Investor demand, funding diversification and refinancing needs are to push corporates and governments to continue tapping the Sukuk market, although some hiccups may potentially throw the trajectory off, according to Fitch Ratings. VINEETA TAN writes.
“Sukuk supply–demand imbalance will continue to be a key growth factor but not without headwinds,” explained Bashar Al-Natoor, Fitch’s global head of Islamic finance. “These headwinds include additional AAOIFI-compliance complexities for Sukuk, and reduced borrowing needs and fiscal deficits for some of the Sukuk-issuing sovereigns due to higher oil prices.”
On a quarterly basis, Sukuk volumes from the GCC, Malaysia, Indonesia, Turkey and Pakistan fell 27% to US$57.3 billion in the July–September 2021 period. Fitch attributes the expected drop to yearly seasonal patterns and implementation challenges related to AAOIFI standards.
Globally, outstanding Sukuk are 2.8% higher at US$775.4 billion in the third quarter of 2021.

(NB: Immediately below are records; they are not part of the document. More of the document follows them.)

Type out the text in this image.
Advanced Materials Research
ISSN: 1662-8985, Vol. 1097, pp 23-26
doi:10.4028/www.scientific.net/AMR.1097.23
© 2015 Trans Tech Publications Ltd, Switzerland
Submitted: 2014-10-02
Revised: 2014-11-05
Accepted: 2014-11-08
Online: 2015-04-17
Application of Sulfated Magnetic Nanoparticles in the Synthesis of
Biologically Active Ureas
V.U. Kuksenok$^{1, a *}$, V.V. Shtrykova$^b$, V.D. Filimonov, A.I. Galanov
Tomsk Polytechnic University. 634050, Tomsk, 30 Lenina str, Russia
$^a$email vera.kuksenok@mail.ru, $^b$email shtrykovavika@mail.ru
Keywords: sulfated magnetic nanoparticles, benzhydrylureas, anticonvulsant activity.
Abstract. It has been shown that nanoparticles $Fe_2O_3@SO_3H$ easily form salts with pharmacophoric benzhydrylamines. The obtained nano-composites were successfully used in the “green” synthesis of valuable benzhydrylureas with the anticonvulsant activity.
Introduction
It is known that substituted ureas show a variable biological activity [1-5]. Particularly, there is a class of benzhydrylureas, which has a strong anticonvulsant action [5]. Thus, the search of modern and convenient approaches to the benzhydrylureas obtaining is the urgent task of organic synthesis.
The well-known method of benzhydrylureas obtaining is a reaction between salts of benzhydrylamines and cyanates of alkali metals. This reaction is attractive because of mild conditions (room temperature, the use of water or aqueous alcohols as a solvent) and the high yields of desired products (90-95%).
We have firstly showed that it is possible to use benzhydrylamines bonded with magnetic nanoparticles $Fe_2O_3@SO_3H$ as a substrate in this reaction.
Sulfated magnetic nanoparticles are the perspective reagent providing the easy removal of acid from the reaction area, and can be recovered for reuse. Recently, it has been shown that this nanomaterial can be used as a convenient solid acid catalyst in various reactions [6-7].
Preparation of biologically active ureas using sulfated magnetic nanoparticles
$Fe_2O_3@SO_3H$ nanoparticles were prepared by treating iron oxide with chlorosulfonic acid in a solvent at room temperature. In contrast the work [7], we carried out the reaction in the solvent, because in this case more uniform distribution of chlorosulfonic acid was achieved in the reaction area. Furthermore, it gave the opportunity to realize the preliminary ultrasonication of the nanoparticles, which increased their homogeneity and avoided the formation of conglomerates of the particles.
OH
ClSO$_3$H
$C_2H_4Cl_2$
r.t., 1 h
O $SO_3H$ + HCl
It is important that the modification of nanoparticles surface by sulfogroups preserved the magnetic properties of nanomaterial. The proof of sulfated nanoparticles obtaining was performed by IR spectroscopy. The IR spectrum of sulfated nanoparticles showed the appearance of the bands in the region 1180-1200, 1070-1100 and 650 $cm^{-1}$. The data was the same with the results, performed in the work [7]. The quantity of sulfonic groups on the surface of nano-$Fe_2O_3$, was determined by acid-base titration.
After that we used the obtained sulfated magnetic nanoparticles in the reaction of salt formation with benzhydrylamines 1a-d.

“Fitch continues to see revised terms and new clauses added to international Sukuk documentation, driven by market calls for compliance with AAOIFI Shariah standards and the UAE’s Higher Sharia Authority’s resolutions and guidelines. Most Sukuk nonetheless continue to be structured so as to create economic effects similar to conventional bonds, limiting the impact of the changes so far,” the rating agency noted.
The industry also stands to benefit from governments’ push including: Saudi Arabia making Islamic finance a key priority in its Financial Sector Development Program to elevate itself to become the Islamic finance capital by 2030; Egypt approving its long-awaited Sukuk law paving the way for the nation’s first sovereign Sukuk; Oman’s Capital Market Authority releasing a draft on Sukuk and bonds regulations; and Bangladesh providing certain tax exemptions on SPV-related activities.